Autism Speaks needed to move their genomic variant annotation pipeline onto the Google Cloud Platform in support of their MSSNG project’s goal to sequence over 10,000 Autism-affected families. They turned to BioTeam to design and build a solution that would allow their bioinformaticians to efficiently annotate the billions of variants being identified by this ground-breaking study.
BioTeam worked with MSSNG’s bioinformaticians at The Center for Advanced Genomics (TCAG) in Toronto to deploy their existing perl-based pipeline onto Google Compute Engine instances. A custom web application was developed to allow TCAG team members to select and submit variant data to the annotation pipeline and to allow easy monitoring of the ongoing annotation process.
The web application published new annotation jobs onto dedicated messaging queues in Google PubSub where they could be worked off by available annotation nodes. We utilized Ansible DevOps framework to provide a repeatable means to instantiate and provision additional annotation nodes. This enabled the annotation pipeline’s capacity to be easily scaled to keep the duration of the annotation-processing step in line with the project’s goals, even as the project’s data increased dramatically.

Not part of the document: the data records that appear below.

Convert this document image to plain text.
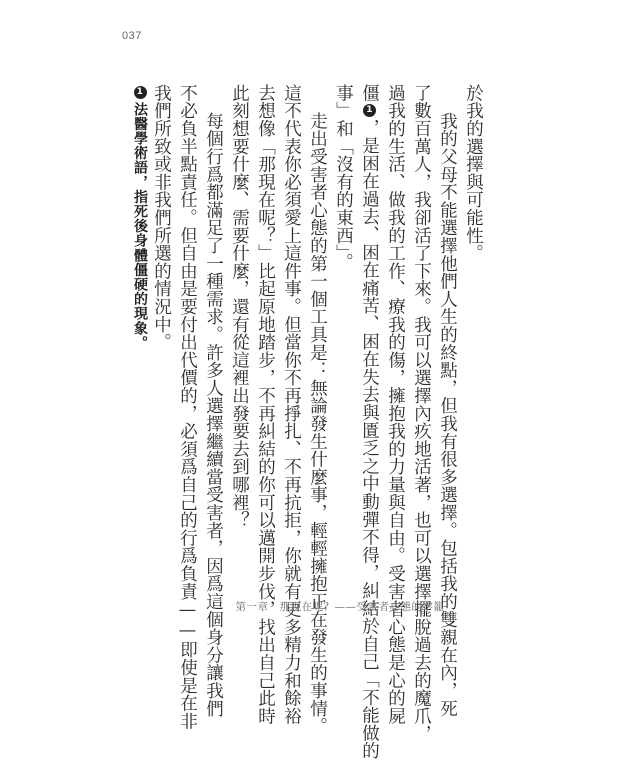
037
於我的選擇與可能性。
我的父母不能選擇他們人生的終點，但我有很多選擇。包括我的雙親在內，死
了數百萬人，我卻活了下來。我可以選擇內疚地活著，也可以選擇擺脫過去的魔爪，
過我的生活、做我的工作、療我的傷，擁抱我的力量與自由。受害者心態是心的屍
僵1，是困在過去、困在痛苦、困在失去與匱乏之中動彈不得，糾結於自己「不能做的
事」和「沒有的東西」。
走出受害者心態的第一個工具是：無論發生什麼事，輕輕擁抱正在發生的事情。
這不代表你必須愛上這件事。但當你不再掙扎、不再抗拒，你就有更多精力和餘裕
去想像「那現在呢？」比起原地踏步，不再糾結的你可以邁開步伐，找出自己此時
此刻想要什麼、需要什麼，還有從這裡出發要去到哪裡？
每個行爲都滿足了一種需求。許多人選擇繼續當受害者，因爲這個身分讓我們
不必負半點責任。但自由是要付出代價的，必須爲自己的行爲負責——即使是在非
我們所致或非我們所選的情況中。
1法醫學術語，指死後身體僵硬的現象。
第一章　那現在呢？——受害者心態的牢籠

In combination with the Google Cloud Platform, the annotation pipeline is enabling the MSSNG team to effectively process over 15 billion variants to identify and annotate the subset of unique variants found in their population. These annotations are then integrated into the MSSNG Research Portal, a custom web portal also built by BioTeam. The Research Portal allows MSSNG to provide open access to this data for Autism researchers to allow them explore the variants and associated clinical phenotypes with the goal of identifying genetic variants that may unlock aspects of this complex disorder.